Series Three of Sapphire And Steel, which would consist of a single six-part story, was scheduled for the autumn of 1981, but Hammond, worn down through overwork, declared himself unavailable. Instead, two other names came in on scriptwriting duty. Anthony Read was very well versed in science fiction storytelling, having script-edited Doctor Who for two seasons, while Don Houghton had penned two Doctor Who episodes – ‘Inferno‘ and ‘The Mind Of Evil’ – during Jon Pertwee’s time.

Lighter in tone than the other stories, ‘Assignment Five‘ owes more to the drawing room mysteries of Agatha Christie than the MR James-meet-JB Priestley influences of Hammond’s work. Set at a Thirties-themed party in the modern day, our two time agents soon discover that one of the guests plans to manipulate time to prevent the death of her husband, 50 years before.

“It’s not the direction I would have gone in,” reflected Hammond about the story some refer to as ‘Doctor McDee Must Die’, “but it’s nice to have a variation. People enjoy that episode.”

Although recorded as part of series three, ‘Assignment Six’ wouldn’t see the light of transmission until August 1982, a year after the third season aired. During 1981, ATV lost its licence as part of the regular review of the ITV regional structure, and on 31 December, it handed over broadcasting duties to the newly-formed Central Television. The series was one of a number of unaired shows Central inherited from ATV, and they weren’t in any hurry to put out another company’s leftover programming, so Sapphire And Steel‘s sayonara story had to wait.

Set at a deserted (there’s that word again) motorway service station, ‘Assignment Six‘ was aways intended to be Sapphire And Steel‘s last hurrah. The story climaxed with the duo suspended, helplessly, in space and time, the victims of a trap by agents of a mysterious “higher authority”.

“A further series was actually thought of, but only in a vague sense,” Hammond said later. “During the writing of Story Six, I felt that we had gone as far as we could for the time being.

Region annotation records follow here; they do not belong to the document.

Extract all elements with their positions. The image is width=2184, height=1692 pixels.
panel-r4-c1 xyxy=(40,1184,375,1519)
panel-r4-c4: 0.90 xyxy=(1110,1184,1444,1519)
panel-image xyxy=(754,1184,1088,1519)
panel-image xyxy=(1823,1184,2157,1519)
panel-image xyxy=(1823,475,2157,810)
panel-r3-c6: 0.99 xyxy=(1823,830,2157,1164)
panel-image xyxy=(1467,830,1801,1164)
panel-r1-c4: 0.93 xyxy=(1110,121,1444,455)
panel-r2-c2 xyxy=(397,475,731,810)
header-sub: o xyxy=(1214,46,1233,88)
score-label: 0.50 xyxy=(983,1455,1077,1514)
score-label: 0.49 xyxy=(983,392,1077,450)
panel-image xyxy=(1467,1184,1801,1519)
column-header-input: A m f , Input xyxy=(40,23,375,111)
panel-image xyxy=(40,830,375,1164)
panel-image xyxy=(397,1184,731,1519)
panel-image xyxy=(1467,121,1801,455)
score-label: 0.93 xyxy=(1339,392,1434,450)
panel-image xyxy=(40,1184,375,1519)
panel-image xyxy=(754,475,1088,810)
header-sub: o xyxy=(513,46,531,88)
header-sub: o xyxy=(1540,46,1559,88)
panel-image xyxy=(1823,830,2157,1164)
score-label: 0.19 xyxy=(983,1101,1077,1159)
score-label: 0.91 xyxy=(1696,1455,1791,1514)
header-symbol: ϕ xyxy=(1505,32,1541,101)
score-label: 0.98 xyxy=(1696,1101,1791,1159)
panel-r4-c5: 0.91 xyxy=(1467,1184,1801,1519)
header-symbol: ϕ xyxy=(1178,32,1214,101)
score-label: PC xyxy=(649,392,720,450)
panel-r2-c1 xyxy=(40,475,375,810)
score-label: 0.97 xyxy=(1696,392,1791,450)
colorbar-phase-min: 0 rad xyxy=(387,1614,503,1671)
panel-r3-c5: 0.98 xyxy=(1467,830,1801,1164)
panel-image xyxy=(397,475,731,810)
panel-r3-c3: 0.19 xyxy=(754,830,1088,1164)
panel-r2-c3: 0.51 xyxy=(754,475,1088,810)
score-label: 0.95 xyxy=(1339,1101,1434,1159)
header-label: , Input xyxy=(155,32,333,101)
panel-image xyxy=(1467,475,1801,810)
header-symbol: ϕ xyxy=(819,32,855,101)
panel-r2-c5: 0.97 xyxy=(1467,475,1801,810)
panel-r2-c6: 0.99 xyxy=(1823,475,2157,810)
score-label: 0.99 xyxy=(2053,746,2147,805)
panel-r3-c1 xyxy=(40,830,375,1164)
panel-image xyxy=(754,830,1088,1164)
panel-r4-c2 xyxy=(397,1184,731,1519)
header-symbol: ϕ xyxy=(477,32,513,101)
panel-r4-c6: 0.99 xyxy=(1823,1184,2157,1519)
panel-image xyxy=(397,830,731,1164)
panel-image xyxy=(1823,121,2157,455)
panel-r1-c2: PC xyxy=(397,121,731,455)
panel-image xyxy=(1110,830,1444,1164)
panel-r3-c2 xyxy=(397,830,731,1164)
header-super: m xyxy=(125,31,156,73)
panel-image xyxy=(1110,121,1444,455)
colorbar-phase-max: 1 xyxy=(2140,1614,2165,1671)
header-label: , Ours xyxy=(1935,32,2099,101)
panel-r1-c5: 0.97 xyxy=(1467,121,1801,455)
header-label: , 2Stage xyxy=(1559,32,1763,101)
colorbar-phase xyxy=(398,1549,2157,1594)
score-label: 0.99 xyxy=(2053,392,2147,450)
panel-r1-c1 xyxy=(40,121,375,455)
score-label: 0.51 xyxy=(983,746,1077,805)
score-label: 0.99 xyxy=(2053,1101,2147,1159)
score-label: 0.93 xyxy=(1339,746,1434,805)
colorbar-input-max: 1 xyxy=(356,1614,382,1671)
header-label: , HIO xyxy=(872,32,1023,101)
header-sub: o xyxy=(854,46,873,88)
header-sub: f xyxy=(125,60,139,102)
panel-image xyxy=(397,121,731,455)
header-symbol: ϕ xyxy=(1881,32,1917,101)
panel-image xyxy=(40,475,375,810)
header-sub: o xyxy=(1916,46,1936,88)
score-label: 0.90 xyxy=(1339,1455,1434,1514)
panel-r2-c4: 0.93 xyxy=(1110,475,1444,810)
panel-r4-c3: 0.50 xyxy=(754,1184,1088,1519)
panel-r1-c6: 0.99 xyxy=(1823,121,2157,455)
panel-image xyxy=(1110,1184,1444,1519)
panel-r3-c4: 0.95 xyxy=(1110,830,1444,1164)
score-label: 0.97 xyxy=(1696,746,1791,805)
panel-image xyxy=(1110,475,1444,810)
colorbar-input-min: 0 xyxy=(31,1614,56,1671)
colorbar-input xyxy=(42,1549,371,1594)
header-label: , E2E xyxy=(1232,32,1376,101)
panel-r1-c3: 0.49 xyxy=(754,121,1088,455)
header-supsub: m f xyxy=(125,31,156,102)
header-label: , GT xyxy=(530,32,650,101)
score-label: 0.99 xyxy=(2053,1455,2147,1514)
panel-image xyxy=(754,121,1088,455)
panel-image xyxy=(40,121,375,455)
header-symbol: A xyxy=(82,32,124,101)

I believed that their fate was to spend a number of Earth years in the trap. This means that they could emerge again whenever the need arises, perhaps being even older.”

But it wasn’t to be. Despite various attempts through the years, Sapphire and Steel remain trapped in that motorway cafe in space. In 2005, however, the brand was briefly revived in a series of audio plays, produced by Big Finish. McCallum and Lumley passed on returning, and so David Warner and Susannah Harker stepped into the roles, with David Collings returning to his TV role as Silver and Mark Gatiss on board as Gold.

Like McCallum and Lumley, Hammond couldn’t be tempted back for more Sapphire And Steels, but he did make a return to SF writing when Russell T Davies commissioned him to pen two Torchwood episodes (‘Small Worlds’ and ‘From Out Of The Rain’). Sadly for genre fans, though, Hammond has spent much of the past three decades on such landfill TV as The BillDangerfield and Midsomer Murders, which just seems a gargantuan waste of a dazzling talent.

Sapphire And Steel did return to the headlines, fleetingly, in July 2016, when Luther creator Neil Cross divulged that he was prepping a reboot of the series. “I’m planning to – it looks like I’m going to – relaunch Sapphire And Steel,” Cross told the Nerdist Writers’ panel podcast. “There’s a broadcaster in the UK that’s very, very keen to do it.

Worryingly – or not, maybe – all has gone quiet since then, but it’s difficult to imagine the Sapphire And Steel that was making it onto TV screens nowadays. Could a writer of even Neil Cross’s eminence withstand the inevitable pressure to widen its scope or provide needless backstory?

Sapphire And Steel is not only the best SF show ITV produced, it’s one of the best television programmes British television has ever produced, SF or otherwise. Any education in British science fiction is criminally incomplete without it.